The door was closed but not shut, for it yielded to his touch and swung open, revealing a large bedroom with an old-fashioned fourposter in the corner furthest from the door. Marsland glanced round the room curiously. It was the typical “best bedroom” of an old English farm-house, built more than a hundred years before the present generation came to life, with their modern ideas of fresh air and light and sanitation. The ceiling was so low that Marshland almost touched it with his head as he walked, and the small narrow-paned windows, closely shuttered from without, looked as though they had been hermetically sealed for centuries.
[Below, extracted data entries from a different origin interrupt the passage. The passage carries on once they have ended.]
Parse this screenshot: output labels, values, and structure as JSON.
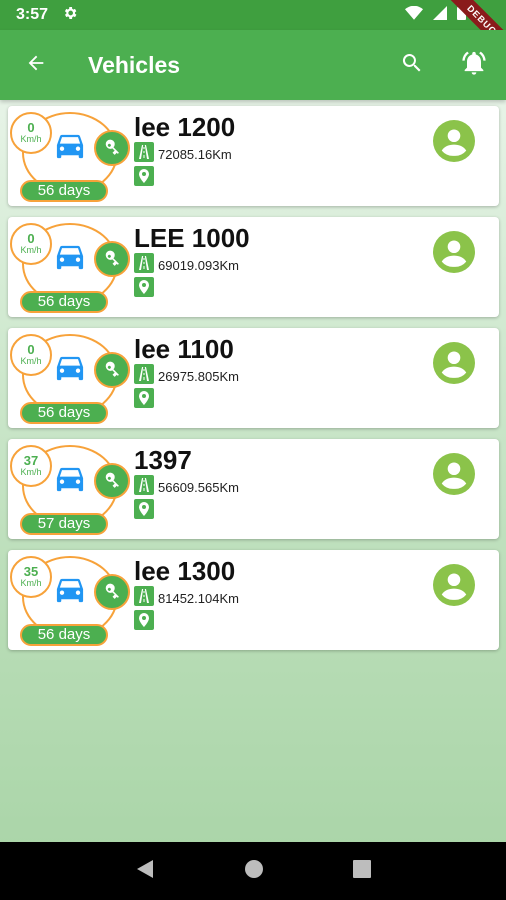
{
  "status_bar": {
    "time": "3:57",
    "debug": "DEBUG"
  },
  "app_bar": {
    "title": "Vehicles"
  },
  "vehicles": [
    {
      "speed": "0",
      "unit": "Km/h",
      "days": "56 days",
      "name": "lee 1200",
      "odometer": "72085.16Km"
    },
    {
      "speed": "0",
      "unit": "Km/h",
      "days": "56 days",
      "name": "LEE 1000",
      "odometer": "69019.093Km"
    },
    {
      "speed": "0",
      "unit": "Km/h",
      "days": "56 days",
      "name": "lee 1100",
      "odometer": "26975.805Km"
    },
    {
      "speed": "37",
      "unit": "Km/h",
      "days": "57 days",
      "name": "1397",
      "odometer": "56609.565Km"
    },
    {
      "speed": "35",
      "unit": "Km/h",
      "days": "56 days",
      "name": "lee 1300",
      "odometer": "81452.104Km"
    }
  ],
  "colors": {
    "primary": "#4caf50",
    "accent": "#f7a23a",
    "car": "#2196f3",
    "avatar": "#8bc34a"
  },
  "icons": [
    "back-arrow-icon",
    "search-icon",
    "bell-icon",
    "car-icon",
    "key-icon",
    "road-icon",
    "location-pin-icon",
    "person-icon"
  ]
}
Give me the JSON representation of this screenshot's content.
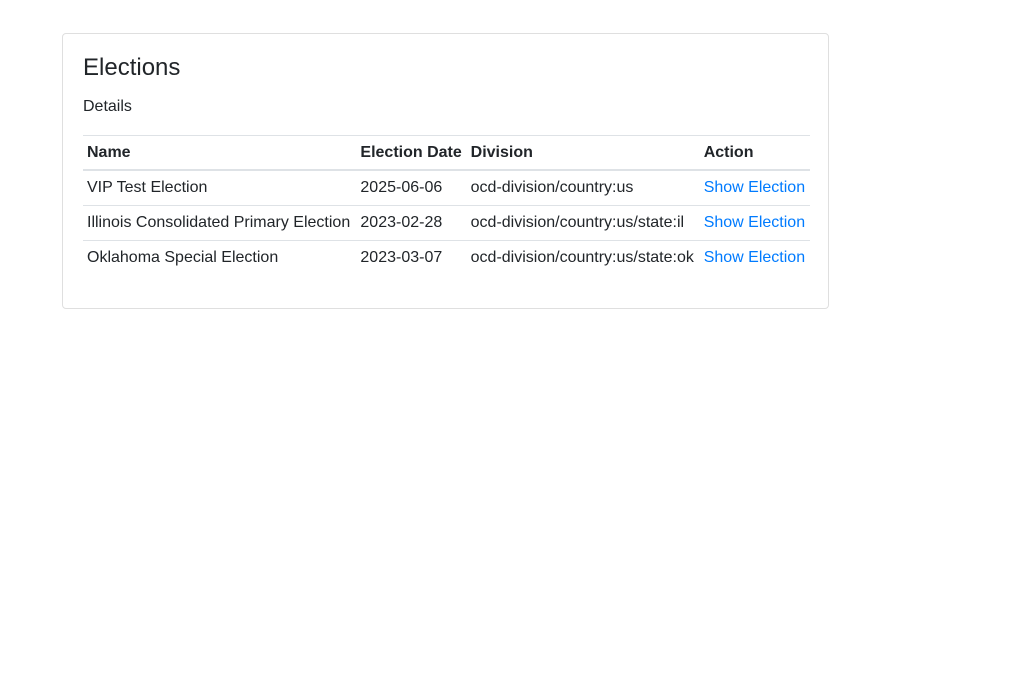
{
  "card": {
    "title": "Elections",
    "subtitle": "Details"
  },
  "table": {
    "headers": {
      "name": "Name",
      "date": "Election Date",
      "division": "Division",
      "action": "Action"
    },
    "rows": [
      {
        "name": "VIP Test Election",
        "date": "2025-06-06",
        "division": "ocd-division/country:us",
        "action": "Show Election"
      },
      {
        "name": "Illinois Consolidated Primary Election",
        "date": "2023-02-28",
        "division": "ocd-division/country:us/state:il",
        "action": "Show Election"
      },
      {
        "name": "Oklahoma Special Election",
        "date": "2023-03-07",
        "division": "ocd-division/country:us/state:ok",
        "action": "Show Election"
      }
    ]
  },
  "colors": {
    "link": "#007bff",
    "text": "#212529",
    "border": "#dee2e6"
  }
}
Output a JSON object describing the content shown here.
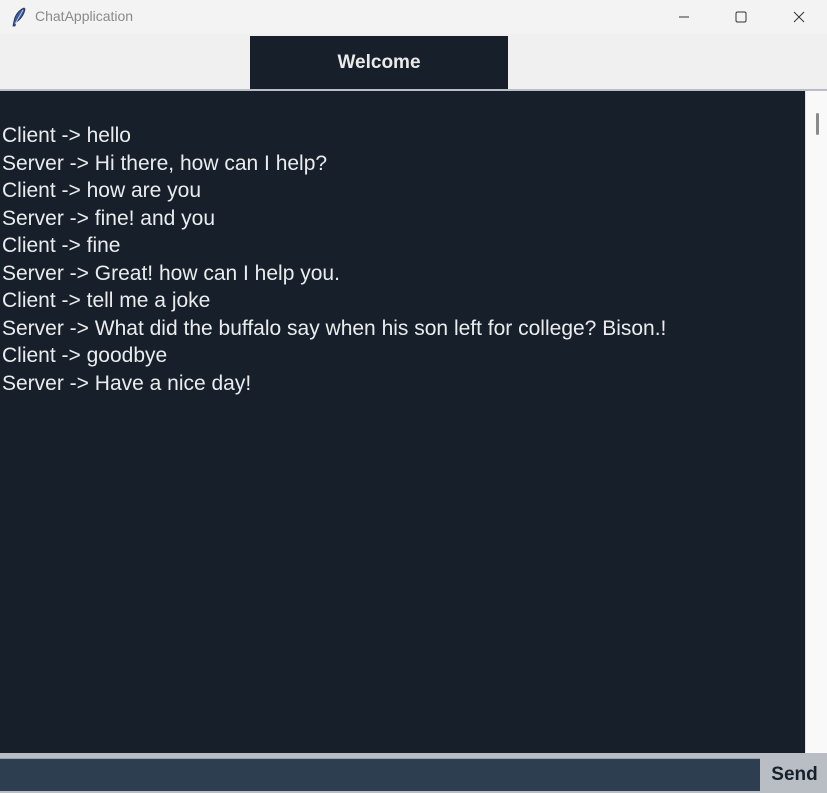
{
  "window": {
    "title": "ChatApplication",
    "app_icon": "feather-icon",
    "controls": {
      "minimize_icon": "minimize-icon",
      "maximize_icon": "maximize-icon",
      "close_icon": "close-icon"
    }
  },
  "header": {
    "label": "Welcome"
  },
  "chat": {
    "messages": [
      "Client -> hello",
      "Server -> Hi there, how can I help?",
      "Client -> how are you",
      "Server -> fine! and you",
      "Client -> fine",
      "Server -> Great! how can I help you.",
      "Client -> tell me a joke",
      "Server -> What did the buffalo say when his son left for college? Bison.!",
      "Client -> goodbye",
      "Server -> Have a nice day!"
    ]
  },
  "input": {
    "value": "",
    "placeholder": ""
  },
  "send": {
    "label": "Send"
  },
  "colors": {
    "chat_background": "#17202a",
    "chat_text": "#eaecee",
    "input_background": "#2c3e50",
    "button_background": "#b9bec5"
  }
}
The room contained furniture as ancient as its surroundings: quaint old chests of drawers, bureaux, clothes-presses, and some old straight-backed oaken chairs. On the walls were a few musty old books on shelves, a stuffed pointer in a glass case, a cabinet of stuffed birds, some dingy hunting prints. The combination of low ceiling, sealed windows, and stuffed animals created such a vault-like atmosphere that Marsland marvelled at the hardy constitution of that dead and gone race of English yeomen who had suffered nightly internment in such chambers and yet survived to a ripe old age. His eyes wandered to the fourposter, and he smiled as he noticed that the heavy curtains were drawn close, as though the last sleeper in the chamber had dreaded and guarded against the possibility of some stray shaft of fresh air eluding the precautions of the builder and finding its way into the room.

“Nothing here,” he said, as he glanced round the floor of the room for broken pieces of glass or china ornaments that might have been knocked over by the wind or by a cat. “Let us try the room opposite.”
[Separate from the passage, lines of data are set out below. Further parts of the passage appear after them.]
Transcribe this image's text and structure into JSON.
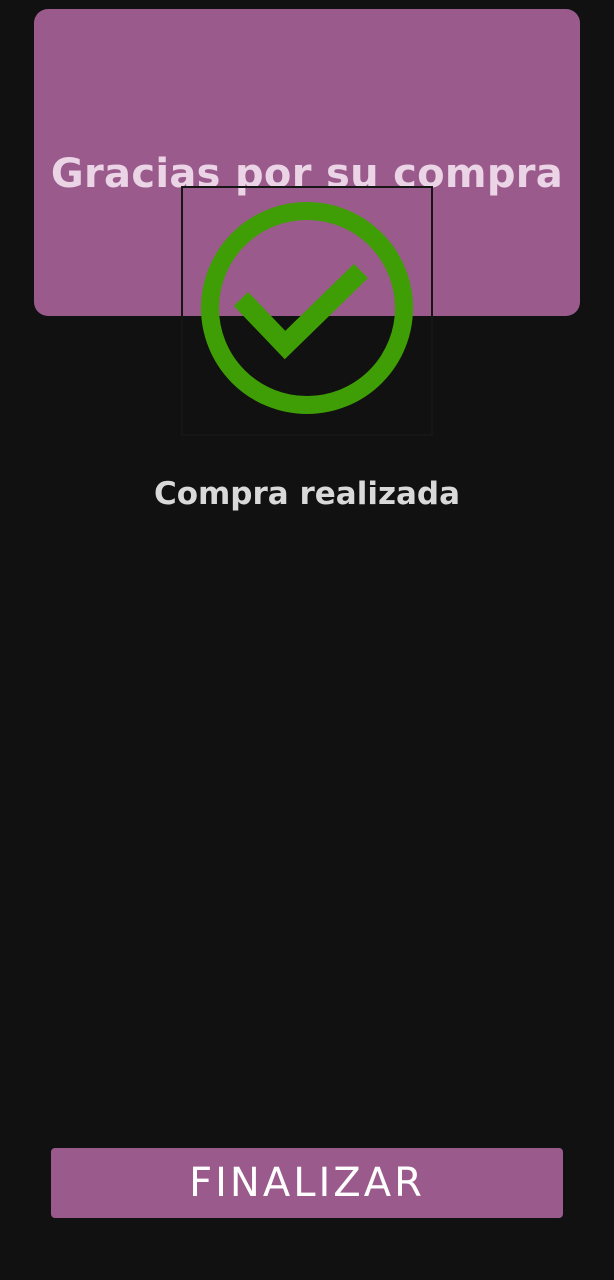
{
  "header": {
    "title": "Gracias por su compra",
    "background_color": "#9b5a8c",
    "title_color": "#ead4e6"
  },
  "status": {
    "icon": "check-circle-icon",
    "icon_color": "#3f9e05",
    "message": "Compra realizada"
  },
  "actions": {
    "finish_label": "FINALIZAR",
    "button_color": "#9b5a8c"
  },
  "theme": {
    "background": "#111111"
  }
}
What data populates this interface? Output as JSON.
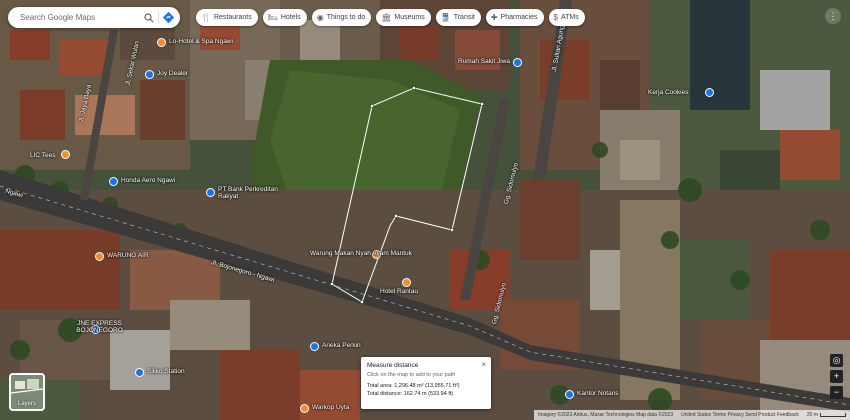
{
  "search": {
    "placeholder": "Search Google Maps"
  },
  "chips": [
    {
      "label": "Restaurants",
      "icon": "restaurant-icon",
      "glyph": "🍴"
    },
    {
      "label": "Hotels",
      "icon": "hotel-icon",
      "glyph": "🛏"
    },
    {
      "label": "Things to do",
      "icon": "camera-icon",
      "glyph": "◉"
    },
    {
      "label": "Museums",
      "icon": "museum-icon",
      "glyph": "🏛"
    },
    {
      "label": "Transit",
      "icon": "transit-icon",
      "glyph": "🚆"
    },
    {
      "label": "Pharmacies",
      "icon": "pharmacy-icon",
      "glyph": "✚"
    },
    {
      "label": "ATMs",
      "icon": "atm-icon",
      "glyph": "$"
    }
  ],
  "places": {
    "top_left": "Lo-Hotel & Spa Ngawi",
    "left_shop": "Joy Dealer",
    "left_tees": "LIC Tees",
    "honda": "Honda Aero Ngawi",
    "bank": "PT Bank Perkreditan Rakyat",
    "rumah": "Rumah Sakit Jiwa",
    "warung": "Warung Makan Nyah Ayam Mantuk",
    "hotel": "Hotel Rantau",
    "cookies": "Kerja Cookies",
    "kantor": "Kantor Notaris",
    "warung2": "WARUNG AIR",
    "jne": "JNE EXPRESS BOJONEGORO",
    "bottom1": "Siliko Station",
    "bottom2": "Aneka Perkin",
    "warkop": "Warkop Uyta"
  },
  "roads": {
    "main": "Jl. Bojonegoro - Ngawi",
    "main2": "Ngawi",
    "side1": "Gg. Sidomulyo",
    "side2": "Gg. Sidomulyo",
    "side3": "Jl. Sultan Agung",
    "left1": "Jl. Jaya Baya",
    "left2": "Jl. Sekar Wulan"
  },
  "measure": {
    "title": "Measure distance",
    "instruction": "Click on the map to add to your path",
    "area": "Total area: 1,296.48 m² (13,955.71 ft²)",
    "distance": "Total distance: 162.74 m (533.94 ft)",
    "close": "×"
  },
  "layers": {
    "label": "Layers"
  },
  "footer": {
    "attribution": "Imagery ©2023 Airbus, Maxar Technologies  Map data ©2023",
    "links": "United States   Terms   Privacy   Send Product Feedback",
    "scale": "20 m"
  },
  "controls": {
    "zoom_in": "+",
    "zoom_out": "−"
  },
  "colors": {
    "measure_line": "#ffffff",
    "pin_orange": "#f28b2b",
    "pin_blue": "#1a73e8"
  }
}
She was the first to reach the door of the opposite room to which they turned. It occurred to Marsland that her fears were wearing off. As he reached the threshold, he lifted up the lamp above his head so that its light should fall within.

The room was a bedroom also, deep and narrow as though it had been squeezed into the house as an afterthought with a small, deep-set window high up in the wall opposite the door. The room was furnished in the old-fashioned style of the room opposite, though more sparsely. But Marsland and the girl were astonished to see a man sitting motionless in a large arm-chair at the far end of the room. His head had fallen forward on his breast as though in slumber, concealing the lower part of his face.

“By heavens, this is extraordinary,” said Marsland, in a low hoarse voice. With a trembling hand he placed the lamp on the large table which occupied the centre of the room and stood looking at the man.